The Erin Andrews trial in a courtroom in Nashville, Tennessee, has become a maelstrom of ugliness and embarrassment. At the heart of the trial is a nude tape of the journalist and sportscaster, filmed by a stalker without her knowledge and posted online against her will.
Andrews is suing the stalker and other involved parties in civil court, for a total of $75 million in damages. The trial is currently in progress. At the most basic level, the case is about a sex crime and the gross invasion of Erin’s privacy.
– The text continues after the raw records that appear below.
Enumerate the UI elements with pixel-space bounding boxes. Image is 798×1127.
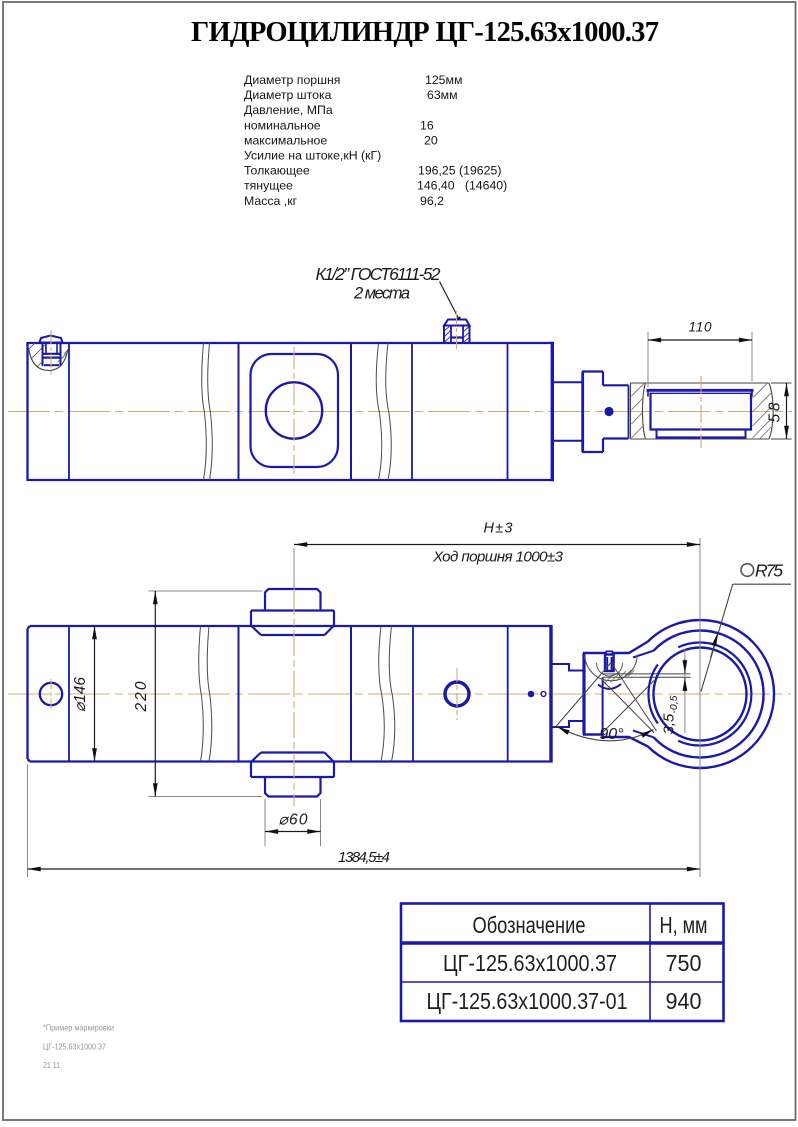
svg-text:ЦГ-125.63х1000.37: ЦГ-125.63х1000.37 <box>43 1042 106 1052</box>
svg-text:Ход поршня 1000±3: Ход поршня 1000±3 <box>432 549 564 566</box>
svg-text:Усилие на штоке,кН (кГ): Усилие на штоке,кН (кГ) <box>244 149 381 163</box>
svg-text:Давление, МПа: Давление, МПа <box>244 103 333 117</box>
svg-text:Масса ,кг: Масса ,кг <box>244 194 298 208</box>
svg-text:Диаметр поршня: Диаметр поршня <box>244 73 340 87</box>
svg-text:Диаметр штока: Диаметр штока <box>244 88 332 102</box>
svg-text:2 места: 2 места <box>353 285 410 303</box>
svg-text:максимальное: максимальное <box>244 133 327 147</box>
svg-text:Обозначение: Обозначение <box>473 912 586 938</box>
svg-text:125мм: 125мм <box>425 73 462 87</box>
svg-text:21 11: 21 11 <box>43 1060 60 1070</box>
svg-text:220: 220 <box>133 681 150 712</box>
svg-text:номинальное: номинальное <box>244 118 321 132</box>
svg-text:63мм: 63мм <box>427 88 458 102</box>
svg-text:R75: R75 <box>755 561 783 581</box>
svg-text:940: 940 <box>666 988 702 1014</box>
svg-text:⌀146: ⌀146 <box>72 677 89 712</box>
svg-text:1384,5±4: 1384,5±4 <box>338 849 390 866</box>
svg-text:16: 16 <box>420 118 434 132</box>
svg-text:Н, мм: Н, мм <box>660 912 708 938</box>
svg-text:ГИДРОЦИЛИНДР ЦГ-125.63х1000.3: ГИДРОЦИЛИНДР ЦГ-125.63х1000.37 <box>191 17 659 48</box>
svg-text:тянущее: тянущее <box>244 179 293 193</box>
svg-text:ЦГ-125.63х1000.37-01: ЦГ-125.63х1000.37-01 <box>427 988 628 1014</box>
svg-text:H±3: H±3 <box>484 521 513 537</box>
svg-text:196,25 (19625): 196,25 (19625) <box>418 164 501 178</box>
svg-text:ЦГ-125.63х1000.37: ЦГ-125.63х1000.37 <box>443 950 617 976</box>
svg-text:К1/2” ГОСТ6111-52: К1/2” ГОСТ6111-52 <box>316 264 441 284</box>
svg-text:⌀60: ⌀60 <box>279 812 308 829</box>
svg-text:110: 110 <box>689 320 712 335</box>
svg-text:750: 750 <box>666 950 702 976</box>
svg-text:20: 20 <box>424 133 438 147</box>
svg-text:146,40 (14640): 146,40 (14640) <box>417 179 507 193</box>
svg-text:Толкающее: Толкающее <box>244 164 310 178</box>
svg-text:*Пример маркировки: *Пример маркировки <box>43 1023 114 1033</box>
svg-text:96,2: 96,2 <box>420 194 444 208</box>
svg-text:90°: 90° <box>599 726 624 743</box>
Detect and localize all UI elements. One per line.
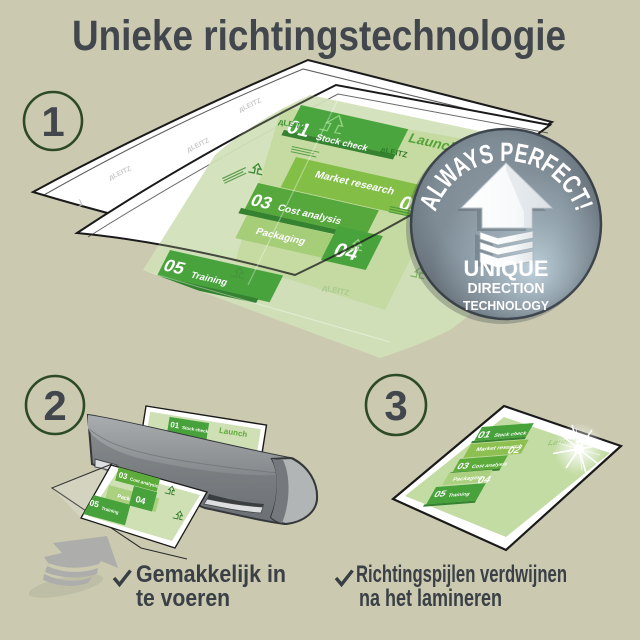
svg-text:na het lamineren: na het lamineren [359,585,502,612]
svg-text:UNIQUE: UNIQUE [464,256,549,281]
svg-text:2: 2 [43,382,66,429]
svg-text:DIRECTION: DIRECTION [468,281,545,297]
svg-text:Gemakkelijk in: Gemakkelijk in [136,561,286,588]
svg-text:Richtingspijlen verdwijnen: Richtingspijlen verdwijnen [356,561,567,588]
svg-text:TECHNOLOGY: TECHNOLOGY [463,298,549,313]
svg-text:te voeren: te voeren [136,585,230,612]
svg-text:3: 3 [384,382,407,429]
svg-text:Unieke richtingstechnologie: Unieke richtingstechnologie [72,12,566,60]
svg-text:1: 1 [41,98,64,145]
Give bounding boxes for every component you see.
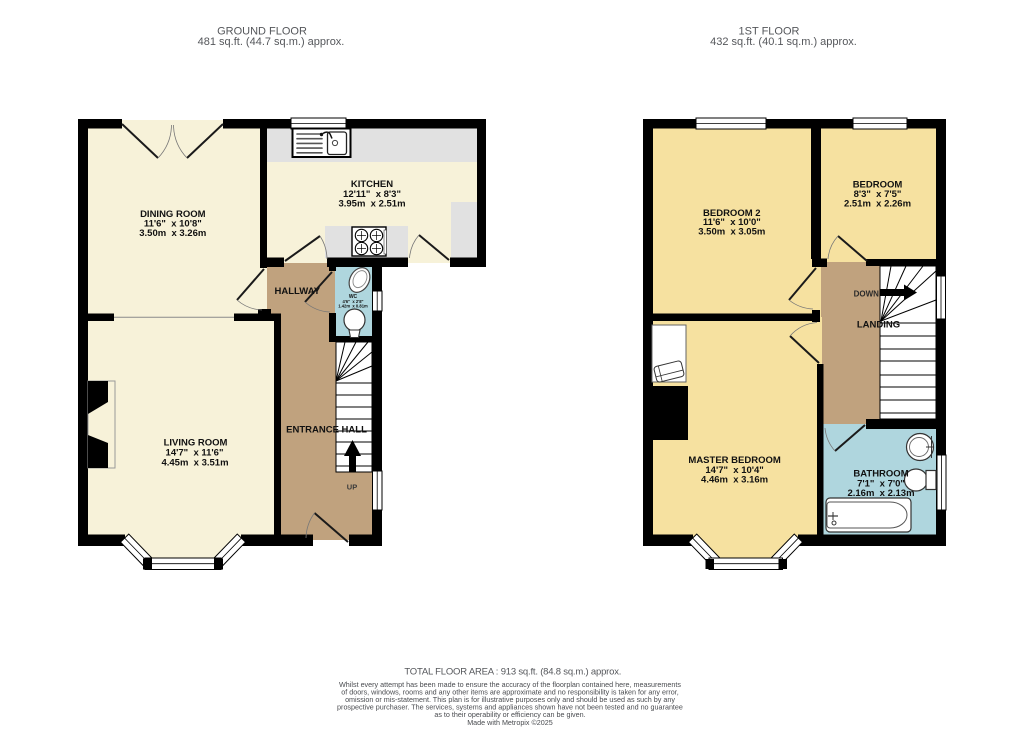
svg-text:DOWN: DOWN [854,289,880,298]
svg-text:432 sq.ft. (40.1 sq.m.) approx: 432 sq.ft. (40.1 sq.m.) approx. [710,36,857,48]
svg-text:ENTRANCE HALL: ENTRANCE HALL [286,425,367,436]
svg-text:LANDING: LANDING [857,319,900,330]
svg-text:2.51m x 2.26m: 2.51m x 2.26m [844,199,911,210]
svg-text:4.45m x 3.51m: 4.45m x 3.51m [161,458,228,469]
svg-text:3.50m x 3.05m: 3.50m x 3.05m [698,226,765,237]
svg-text:2.16m x 2.13m: 2.16m x 2.13m [847,488,914,499]
svg-text:Made with Metropix ©2025: Made with Metropix ©2025 [467,718,553,727]
svg-text:TOTAL FLOOR AREA : 913 sq.ft.: TOTAL FLOOR AREA : 913 sq.ft. (84.8 sq.m… [404,667,621,678]
svg-text:3.50m x 3.26m: 3.50m x 3.26m [139,228,206,239]
svg-text:3.95m x 2.51m: 3.95m x 2.51m [338,199,405,210]
svg-text:HALLWAY: HALLWAY [275,286,321,297]
svg-text:UP: UP [347,483,357,492]
svg-text:1.42m x 0.81m: 1.42m x 0.81m [338,303,368,308]
svg-text:4.46m x 3.16m: 4.46m x 3.16m [701,475,768,486]
svg-text:481 sq.ft. (44.7 sq.m.) approx: 481 sq.ft. (44.7 sq.m.) approx. [198,36,345,48]
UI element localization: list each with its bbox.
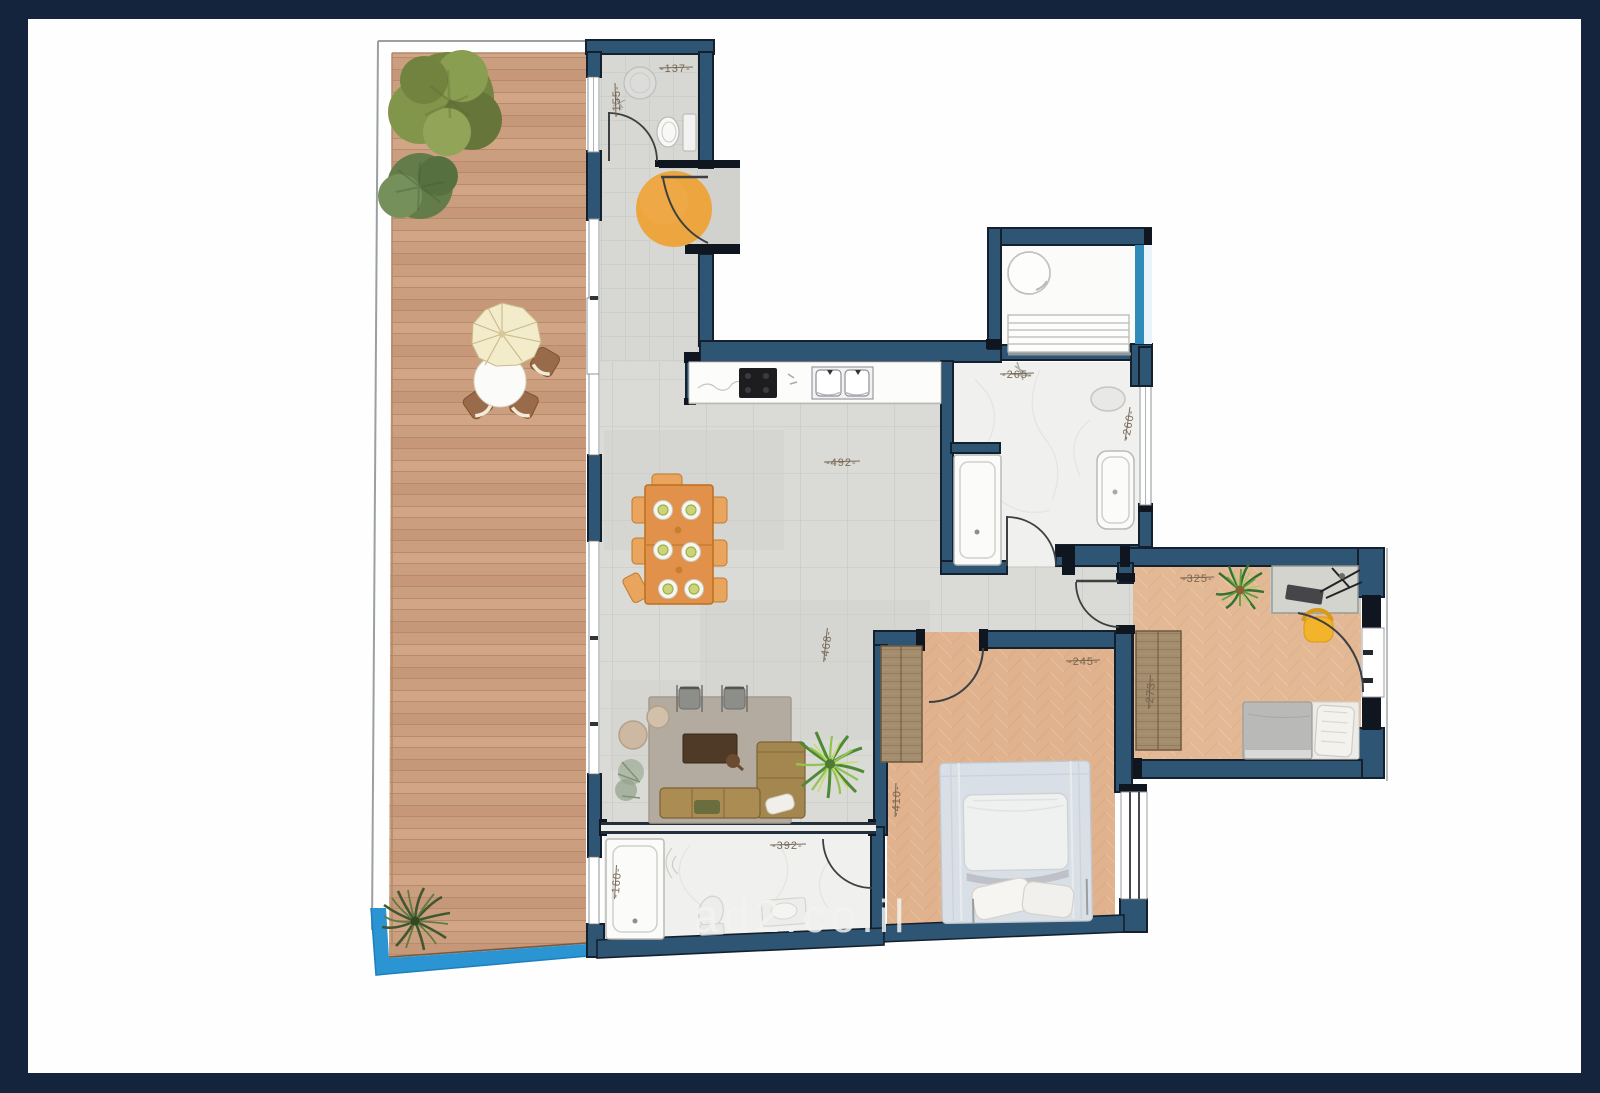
- svg-text:-245-: -245-: [1068, 656, 1099, 668]
- svg-text:-137-: -137-: [660, 63, 691, 75]
- svg-text:-155-: -155-: [611, 85, 623, 116]
- svg-text:ad2.co.il: ad2.co.il: [693, 890, 909, 942]
- svg-text:-492-: -492-: [826, 457, 857, 469]
- svg-text:-265-: -265-: [1002, 369, 1033, 381]
- svg-text:-410-: -410-: [890, 785, 904, 816]
- svg-text:-392-: -392-: [772, 840, 803, 852]
- svg-text:-325-: -325-: [1182, 573, 1213, 585]
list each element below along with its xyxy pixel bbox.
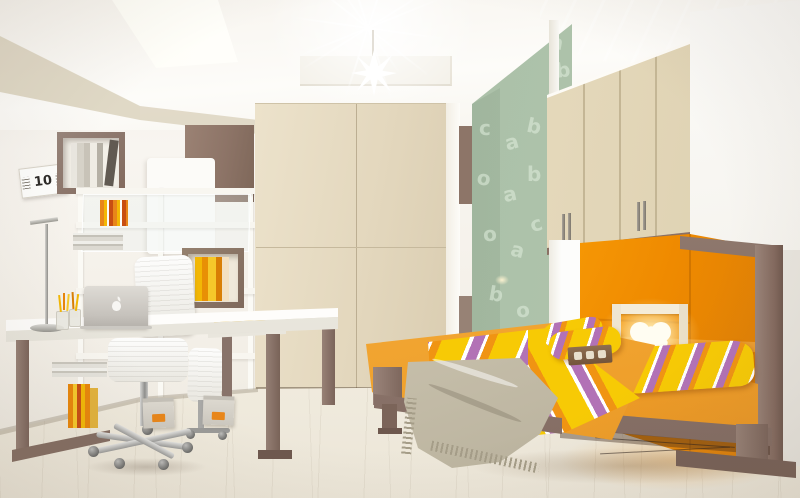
return-desk-leg	[266, 334, 280, 456]
wallpaper-letter: b	[525, 113, 544, 139]
box-hole	[598, 350, 607, 359]
pencil	[63, 293, 65, 310]
desk-leg	[16, 340, 29, 456]
book-spine	[90, 143, 97, 187]
wallpaper-letter: a	[502, 129, 521, 156]
calendar-day-number: 10	[33, 172, 53, 189]
bed-left-leg-foot	[378, 428, 402, 434]
book-spine	[97, 143, 103, 187]
wardrobe-panel-seam	[256, 247, 458, 248]
cabinet-handle	[637, 202, 640, 231]
bookend	[104, 140, 119, 187]
cabinet-handle	[562, 214, 565, 243]
wall-panel-brown	[459, 126, 472, 204]
wallpaper-letter: o	[514, 297, 531, 323]
book-spine	[77, 143, 84, 187]
box-hole	[574, 352, 583, 361]
pencil-cup	[56, 311, 69, 330]
apple-logo-icon	[112, 301, 121, 311]
caster-wheel	[114, 458, 125, 469]
chair-floor-shadow	[86, 458, 206, 476]
caster-wheel	[88, 446, 99, 457]
wallpaper-letter: b	[527, 162, 541, 186]
return-desk-foot	[258, 450, 292, 459]
caster-wheel	[182, 442, 193, 453]
box-label	[152, 414, 165, 422]
wooden-box-on-bed	[567, 344, 612, 365]
book-spine	[208, 257, 216, 301]
box-hole	[586, 351, 595, 360]
storage-box	[142, 397, 174, 428]
niche-frame	[679, 304, 688, 348]
pencil-cup	[69, 309, 81, 327]
desk-leg	[322, 329, 335, 405]
calendar-day-name	[21, 177, 30, 190]
book-spine	[222, 257, 229, 301]
desk-lamp-pole	[45, 224, 48, 326]
magazines	[100, 198, 128, 226]
wall-light-reflection	[495, 275, 509, 285]
wallpaper-letter: c	[527, 211, 546, 237]
niche-frame	[612, 304, 688, 314]
book-stack	[52, 362, 107, 377]
cube-shelf-interior	[63, 138, 119, 188]
floor-book	[90, 388, 98, 428]
wallpaper-letter: o	[482, 221, 498, 246]
cabinet-handle	[568, 213, 571, 242]
floor-book	[68, 384, 90, 428]
book-spine	[195, 257, 202, 301]
office-chair-seat	[108, 338, 188, 382]
storage-box	[203, 395, 235, 425]
laptop	[84, 286, 148, 328]
wall-cube-shelf	[57, 132, 125, 194]
laptop-base	[80, 326, 152, 329]
caster-wheel	[218, 431, 227, 440]
bedroom-photo: 10	[0, 0, 800, 498]
wallpaper-letter: c	[479, 116, 491, 140]
cube-shelf-interior	[188, 254, 238, 302]
office-chair-2-seat	[187, 347, 223, 402]
wallpaper-letter: a	[508, 237, 527, 264]
box-label	[212, 412, 225, 420]
caster-wheel	[158, 459, 169, 470]
wallpaper-letter: o	[475, 165, 492, 191]
wallpaper-letter: a	[501, 181, 519, 207]
cabinet-handle	[643, 201, 646, 230]
return-desk-leg	[222, 334, 232, 398]
book-stack	[73, 233, 123, 250]
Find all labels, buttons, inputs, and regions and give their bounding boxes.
But there’s more to it than that. As testimony continues, that is alarming, painful details about the incident that paint an appalling portrait of how it has changed sportscaster’s life. Since the tape appeared on the internet, Andrews has frequently been told that it was good for her career.
Even before the Erin Andrews trial, she’s had to battle an ongoing media narrative suggesting that she leaked the footage herself as a publicity stunt. And as Andrews revealed on the witness stand, she was at one point barred from doing her job as a sports reporter until she participated in a televised interview about what had happened.
So this trial isn’t merely about justice for Andrews — it’s also about victims of abuse, particularly women, and how they are too often shamed, objectified, and punished for crimes committed against them.
Andrews is a journalist who is perhaps best known for her tenure at ESPN. She was employed by the network for eight years (from 2004 to 2012), eventually becoming the sideline reporter for premier college football and basketball games.
In 2008, while Andrews was in Nashville covering a Vanderbilt football game, a man named Michael David Barrett altered the peephole of her Marriott hotel room and filmed her undressing. The videos and images made their way to the internet, where they have been viewed, according to an expert who testified at the trial, nearly 17 million times since being made public in 2009.
In December 2009, Barrett pleaded guilty to interstate stalking (prosecutors said he stalked Andrews to at least three cities and had multiple videos) and was sentenced to 27 months in prison, the maximum possible sentence, according to US District Judge Manuel Real.
“Thirty months isn’t enough,” Andrews said at the sentencing. “You violated me, and you violated all women. You are a sexual predator, a sexual deviant, and they should lock you up.”
Andrews’s civil trial against Barrett, the Marriott hotel’s management, and Windsor Capital Group, the company that operates the hotel, began on February 29; she is suing for $75 million.
In the Erin Andrews trial, she aims to show the damage the incident has caused in her life, while Barrett, the Vanderbilt Marriott hotel management, and Windsor Capital aim to show that no harm has been done. The very nature of the trial means that gory, maddening stuff might be dredged up. Andrews alleges that Barrett asked someone at the hotel which room she was staying in, and that the information was given freely. He then booked the room next to hers, and she was never made aware that someone would make a request like this.